When senseless acts of tragedy remind us that nothing here is promised-not one day.
This show is proof that history remembers, we live through times when hate and fear seem stronger
We rise and fall and light from dying embers
Remembrances hope and love last longer
And love is love is love is love is love is love is love is love cannot be killed or swept aside.
I sing Vannessa’s symphony, Eliza tells her story. Now fill the world with music, love and pride.
-Thank you so much for this.”
Hamilton is a story of perseverance to triumph. Lin-Manuel Miranda’s words are the forecast of future theatre to come. When I first listened to the Hamilton soundtrack, I was quite amazed by the immediate relate-ability factor that music had, despite the fact that it was describing events that occurred over hundreds of years ago. The amount of heart and soul that Lin-Manuel Miranda put into writing the words for Hamilton is very evident and it comes through when you first listen to the Broadway soundtrack: you immediately feel like you are remembering a happy memory from childhood and you want to continue to lose yourself in the story.

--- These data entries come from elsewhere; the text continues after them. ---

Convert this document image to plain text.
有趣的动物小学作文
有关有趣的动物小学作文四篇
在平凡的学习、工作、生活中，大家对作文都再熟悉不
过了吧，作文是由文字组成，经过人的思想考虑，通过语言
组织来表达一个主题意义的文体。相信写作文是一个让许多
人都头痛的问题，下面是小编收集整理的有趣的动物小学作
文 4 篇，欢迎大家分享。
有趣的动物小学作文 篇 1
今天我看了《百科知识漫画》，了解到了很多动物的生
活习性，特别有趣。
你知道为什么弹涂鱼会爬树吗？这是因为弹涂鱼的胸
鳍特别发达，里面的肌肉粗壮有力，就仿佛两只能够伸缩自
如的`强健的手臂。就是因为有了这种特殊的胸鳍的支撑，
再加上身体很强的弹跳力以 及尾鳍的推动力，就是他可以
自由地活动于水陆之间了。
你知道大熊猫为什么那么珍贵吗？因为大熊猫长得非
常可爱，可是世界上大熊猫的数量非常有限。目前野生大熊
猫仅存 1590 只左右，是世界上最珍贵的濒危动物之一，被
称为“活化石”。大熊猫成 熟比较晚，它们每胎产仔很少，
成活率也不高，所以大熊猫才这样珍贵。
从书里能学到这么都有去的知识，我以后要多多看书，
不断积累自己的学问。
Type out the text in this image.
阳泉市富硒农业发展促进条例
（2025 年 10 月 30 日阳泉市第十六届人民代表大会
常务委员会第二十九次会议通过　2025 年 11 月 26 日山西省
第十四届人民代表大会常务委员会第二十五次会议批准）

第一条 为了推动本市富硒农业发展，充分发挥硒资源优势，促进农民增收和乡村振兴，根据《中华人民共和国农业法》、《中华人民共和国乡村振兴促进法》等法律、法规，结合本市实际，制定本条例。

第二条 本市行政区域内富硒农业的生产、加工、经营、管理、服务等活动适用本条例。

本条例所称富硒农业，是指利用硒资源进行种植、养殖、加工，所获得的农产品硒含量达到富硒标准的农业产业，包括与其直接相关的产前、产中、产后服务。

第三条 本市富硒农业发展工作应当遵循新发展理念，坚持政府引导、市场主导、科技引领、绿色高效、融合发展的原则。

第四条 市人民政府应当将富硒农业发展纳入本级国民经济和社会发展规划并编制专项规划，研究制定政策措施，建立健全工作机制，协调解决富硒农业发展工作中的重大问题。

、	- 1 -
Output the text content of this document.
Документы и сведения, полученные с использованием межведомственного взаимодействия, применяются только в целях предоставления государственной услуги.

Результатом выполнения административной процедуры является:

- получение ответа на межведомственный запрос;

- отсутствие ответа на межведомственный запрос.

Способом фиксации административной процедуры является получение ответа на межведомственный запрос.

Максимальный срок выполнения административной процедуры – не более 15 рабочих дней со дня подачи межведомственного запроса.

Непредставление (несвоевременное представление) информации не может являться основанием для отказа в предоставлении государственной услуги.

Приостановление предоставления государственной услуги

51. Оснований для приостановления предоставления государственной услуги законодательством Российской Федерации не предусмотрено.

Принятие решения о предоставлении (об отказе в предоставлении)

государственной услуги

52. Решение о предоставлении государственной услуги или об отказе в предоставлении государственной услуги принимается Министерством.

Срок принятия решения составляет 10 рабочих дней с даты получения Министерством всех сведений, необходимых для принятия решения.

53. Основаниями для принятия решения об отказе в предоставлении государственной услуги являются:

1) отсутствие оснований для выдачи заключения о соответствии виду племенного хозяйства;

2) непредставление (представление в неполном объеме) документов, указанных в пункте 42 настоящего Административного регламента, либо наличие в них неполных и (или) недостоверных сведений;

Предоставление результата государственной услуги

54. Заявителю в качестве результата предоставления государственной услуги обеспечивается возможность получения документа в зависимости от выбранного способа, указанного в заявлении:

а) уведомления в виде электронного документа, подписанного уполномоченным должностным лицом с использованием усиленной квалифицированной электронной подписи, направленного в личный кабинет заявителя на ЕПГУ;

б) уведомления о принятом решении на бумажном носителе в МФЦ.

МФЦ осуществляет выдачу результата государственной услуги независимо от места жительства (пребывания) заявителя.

Another memorable moment was Frank Langella’s insightful words upon accepting his Tony Award for Leading Actor in a Play for The Father:
“When I first came to school from New York in 1960 from school, I consulted an astrologer who told me my greatest success would come late in my career…there really is no late in an actor’s career, there is just the journey and there is just now. It is rather ironic that I should be honored with this award for playing a man who is losing his now, who is losing his reality…there are so many names I wrote down today to thank you, but I hope they will forgive me, if I bring in a dose of true reality, what happened today in Orlando. I found some words that will mean more to you than a litany of names. ‘When something bad happens, we have three choices. We let it define us. We let is destroy us. Or we let it strengthen us. Today in Orlando, we had a hideous dose of reality, and I urge you, Orlando, to be strong, because I am standing in a room full with the most generous human beings on earth and we will be with you every step of the way. Thank you.”
You don’t have to be an actor to take away the gift of this speech. All we have in life is the moment. We plan, yes. We work, yes. But it is in the moment of the work, as well as the moment out of work, we must find our own unique balance with the pulsing buzz that constantly surrounds us (whether it be external or in our professional-personal lives). All we are in control of is the moment, and we live each of our lives moment to moment, yet it is the appreciation and the potential joy of that moment that we are removed from, from the minimal chaos in daily life.